Romeo and Juliet was Shakespeare’s second tragedy and was most likely written between 1594 and 1596.
Romeo and Juliet is arguably one of Shakespeare’s best-loved plays, spawning four centuries of spin-offs, including Sergei Prokofiev’s beautiful classical music, countless sculptures and paintings, at least 24 operas, a number of musicals including West Side Story, pop songs and film versions.
While there is no proof that the story is in fact true, in the thirteenth century there were certainly two feuding Italian families. The Montecchi of Verona and the Capuleti of Cremona were locked in a political struggle. These two families are referred to in Dante’s Purgatorio, Canto VI. It is not known if they had children named Romeo and Juliet.
Romeo and Juliet borrows from a tradition of tragic love stories dating back to antiquity. One of these is Pyramus and Thisbe, from Ovid's Metamorphoses, which contains parallels to Shakespeare's story. A sleeping potion to avoid unwanted marriage appeared in such stories in 4th Century AD, added by Greek novelist Xenophon. Italian writer Masuccio of Salerno added the idea of the lovers being star-crossed in 1476 and another brilliant Italian author, Luigi da Porto, set this scene in Verona and named the two feuding families (Montecchi and Capuleti) in 1530. As you can see, this story of two young, star-crossed, Italian, lovers had a huge journey before it landed in the hands of Shakespeare. Dramatists in Shakespeare’s time were incredible bower-birds: borrowing and even outright stealing from other sources. Shakespeare stole plots, dialogue, character names and titles. But this was common: to Elizabethan playwrights, plots and characters were public property. There were no copyright laws at the time and there was only a loose sense of intellectual property.
It is known that Shakespeare based his play on a poem published two years before his birth. The poem was an English translation of the French translation of the original Italian. The English translation was The Tragical History of Romeus and Juliet (1562) by Arthur Brooke, a poem of 3020 lines. It was based on Boaistuau’s French translation of a novella in Italian by Bandello.

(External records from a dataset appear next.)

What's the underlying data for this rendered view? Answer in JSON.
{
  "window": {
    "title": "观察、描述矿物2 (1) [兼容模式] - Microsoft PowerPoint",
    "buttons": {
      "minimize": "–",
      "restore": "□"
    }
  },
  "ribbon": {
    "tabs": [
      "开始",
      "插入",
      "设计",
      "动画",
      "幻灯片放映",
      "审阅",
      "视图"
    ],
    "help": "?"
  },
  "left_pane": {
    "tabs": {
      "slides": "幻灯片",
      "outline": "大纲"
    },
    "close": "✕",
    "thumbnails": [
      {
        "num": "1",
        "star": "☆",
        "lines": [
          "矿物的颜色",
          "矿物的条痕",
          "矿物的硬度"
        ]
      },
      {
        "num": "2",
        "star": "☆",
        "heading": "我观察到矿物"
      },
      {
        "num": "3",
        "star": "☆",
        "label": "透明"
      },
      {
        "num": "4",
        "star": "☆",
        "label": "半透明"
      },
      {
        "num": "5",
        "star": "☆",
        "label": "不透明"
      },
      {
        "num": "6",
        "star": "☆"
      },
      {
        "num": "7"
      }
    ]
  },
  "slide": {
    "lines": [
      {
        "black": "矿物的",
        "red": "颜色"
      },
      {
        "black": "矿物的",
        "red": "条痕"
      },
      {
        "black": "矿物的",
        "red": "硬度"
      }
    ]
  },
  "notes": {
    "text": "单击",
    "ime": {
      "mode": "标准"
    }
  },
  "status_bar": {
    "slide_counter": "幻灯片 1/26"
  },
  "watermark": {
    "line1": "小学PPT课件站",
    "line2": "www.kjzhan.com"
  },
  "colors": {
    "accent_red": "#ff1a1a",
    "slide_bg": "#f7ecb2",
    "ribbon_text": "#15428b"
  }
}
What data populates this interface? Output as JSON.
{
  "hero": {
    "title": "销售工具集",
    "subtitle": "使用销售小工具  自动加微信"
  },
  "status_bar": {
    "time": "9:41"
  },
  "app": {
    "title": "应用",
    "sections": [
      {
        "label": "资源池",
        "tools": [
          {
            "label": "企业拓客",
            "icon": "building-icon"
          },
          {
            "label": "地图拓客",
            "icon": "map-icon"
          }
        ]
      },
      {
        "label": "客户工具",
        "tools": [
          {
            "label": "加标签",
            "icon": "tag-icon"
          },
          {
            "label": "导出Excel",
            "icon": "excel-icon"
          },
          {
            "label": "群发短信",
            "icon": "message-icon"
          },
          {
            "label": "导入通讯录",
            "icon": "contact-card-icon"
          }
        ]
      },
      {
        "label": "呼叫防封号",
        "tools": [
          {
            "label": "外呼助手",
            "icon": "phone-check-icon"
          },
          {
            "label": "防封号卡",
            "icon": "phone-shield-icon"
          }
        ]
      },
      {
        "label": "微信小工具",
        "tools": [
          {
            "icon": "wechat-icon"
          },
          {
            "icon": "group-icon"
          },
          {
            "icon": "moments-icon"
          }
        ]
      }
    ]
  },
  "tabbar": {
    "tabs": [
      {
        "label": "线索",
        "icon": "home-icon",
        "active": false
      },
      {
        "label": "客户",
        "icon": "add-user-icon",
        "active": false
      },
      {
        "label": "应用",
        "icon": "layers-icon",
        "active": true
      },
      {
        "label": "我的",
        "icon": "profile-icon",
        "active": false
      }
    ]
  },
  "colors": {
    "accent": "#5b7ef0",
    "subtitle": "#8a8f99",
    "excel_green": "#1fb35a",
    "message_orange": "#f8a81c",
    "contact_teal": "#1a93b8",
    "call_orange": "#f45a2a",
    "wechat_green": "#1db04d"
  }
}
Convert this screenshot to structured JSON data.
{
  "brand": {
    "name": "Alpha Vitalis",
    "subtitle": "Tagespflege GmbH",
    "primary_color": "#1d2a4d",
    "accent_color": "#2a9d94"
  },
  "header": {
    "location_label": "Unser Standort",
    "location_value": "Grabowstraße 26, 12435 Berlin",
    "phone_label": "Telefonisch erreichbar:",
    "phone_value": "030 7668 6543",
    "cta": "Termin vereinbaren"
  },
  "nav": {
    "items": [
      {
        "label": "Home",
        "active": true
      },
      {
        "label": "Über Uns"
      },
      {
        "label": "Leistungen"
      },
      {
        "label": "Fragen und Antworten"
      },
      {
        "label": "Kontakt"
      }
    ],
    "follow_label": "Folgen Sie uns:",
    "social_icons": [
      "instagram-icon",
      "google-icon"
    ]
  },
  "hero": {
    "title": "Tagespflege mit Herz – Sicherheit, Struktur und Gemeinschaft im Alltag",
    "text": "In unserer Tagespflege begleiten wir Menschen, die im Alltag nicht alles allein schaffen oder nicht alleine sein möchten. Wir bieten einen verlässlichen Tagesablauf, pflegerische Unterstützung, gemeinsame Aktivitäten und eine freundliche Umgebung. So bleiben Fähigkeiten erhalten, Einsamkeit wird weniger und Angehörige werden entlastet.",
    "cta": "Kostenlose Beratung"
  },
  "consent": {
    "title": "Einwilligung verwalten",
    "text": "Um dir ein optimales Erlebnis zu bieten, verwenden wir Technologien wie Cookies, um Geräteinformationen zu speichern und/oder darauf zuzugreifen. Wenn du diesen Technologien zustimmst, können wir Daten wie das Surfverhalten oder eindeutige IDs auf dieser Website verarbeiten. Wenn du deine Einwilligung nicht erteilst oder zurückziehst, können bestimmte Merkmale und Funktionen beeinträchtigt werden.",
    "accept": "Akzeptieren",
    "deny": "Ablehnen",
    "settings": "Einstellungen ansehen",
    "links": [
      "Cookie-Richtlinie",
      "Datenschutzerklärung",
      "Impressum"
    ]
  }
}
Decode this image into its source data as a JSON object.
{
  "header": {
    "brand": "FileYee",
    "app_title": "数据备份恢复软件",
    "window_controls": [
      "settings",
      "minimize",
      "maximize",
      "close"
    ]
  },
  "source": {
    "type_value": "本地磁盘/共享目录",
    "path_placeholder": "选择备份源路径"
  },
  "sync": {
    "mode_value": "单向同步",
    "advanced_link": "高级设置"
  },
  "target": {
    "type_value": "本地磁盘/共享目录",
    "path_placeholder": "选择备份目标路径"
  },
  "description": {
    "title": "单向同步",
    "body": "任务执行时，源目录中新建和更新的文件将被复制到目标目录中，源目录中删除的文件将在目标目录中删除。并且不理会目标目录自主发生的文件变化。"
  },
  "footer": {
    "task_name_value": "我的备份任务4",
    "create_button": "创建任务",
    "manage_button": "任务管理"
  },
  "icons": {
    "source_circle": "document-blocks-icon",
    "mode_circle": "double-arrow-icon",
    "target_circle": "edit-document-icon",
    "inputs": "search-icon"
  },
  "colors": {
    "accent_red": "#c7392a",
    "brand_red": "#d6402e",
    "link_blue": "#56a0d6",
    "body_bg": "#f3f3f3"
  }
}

Examining what Shakespeare kept, what he changed, and what he omitted from the original sources, is telling with regard to his values as a dramatist. He has many verbal parallels with Brooke, and has absorbed the atmosphere of an Italian summer with warm nights and sudden thunder storms. However, the original poem is now considered highly didactic, taking the moral position of the parents and standing as a warning to youth who disobey their elders. In Brooke’s address ‘To the reader’ prefacing his work he states:
And to this end, good Reader, is this tragical matter written, to describe unto thee a couple of unfortunate lovers, thralling themselves to unhonest desire; neglecting the authority and advice of parents and friends; conferring their principal counsels with drunken gossips and superstitious friars (the naturally fit instruments of unchastity); attempting all adventures of peril for th’ attaining of their wished lust; using auricular confession the key of whoredom and treason, for furtherance of their purpose; abusing the honourable name of lawful marriage to cloak the shame of stolen contracts; finally by all means of unhonest life hasting to most unhappy death.
Shakespeare managed to move beyond this, endowing the young lovers with independence and importance, revealing how adult fallacies can impact their own children’s fate. As Shakespeare’s Romeo and Juliet draws to a close, Juliet’s father Capulet looks at the bodies of the two young lovers and states that they are “poor sacrifices of our enmity”. Shakespeare does not act as a moralist, judging youthful choices. He simply presents us with three-dimensional characters living real lives, and allows their humanity to unravel: as Harold Bloom states, ‘Shakespeare stands back from assigning blame’.
The plight of young lovers has always appealed to writers and audiences alike. Throughout history many young people have fallen in love against their parents’ wishes. Shakespeare’s version of this story has survived as one of the most loved and respected because he allows us to see the world through the young lover’s hearts and minds.
Many modern productions and adaptations opt to represent the Montague and Capulet divide in different ways by placing the story within specific historical contexts. Some stories juxtapose the two families by cultural beliefs, religious association or race. This has accounted for numerous retellings, from setting the story in Northern Ireland with the title characters from Protestant and Catholic families, in communist Czechoslovakia during the Cold War, through to rival mafia families and gang warfare.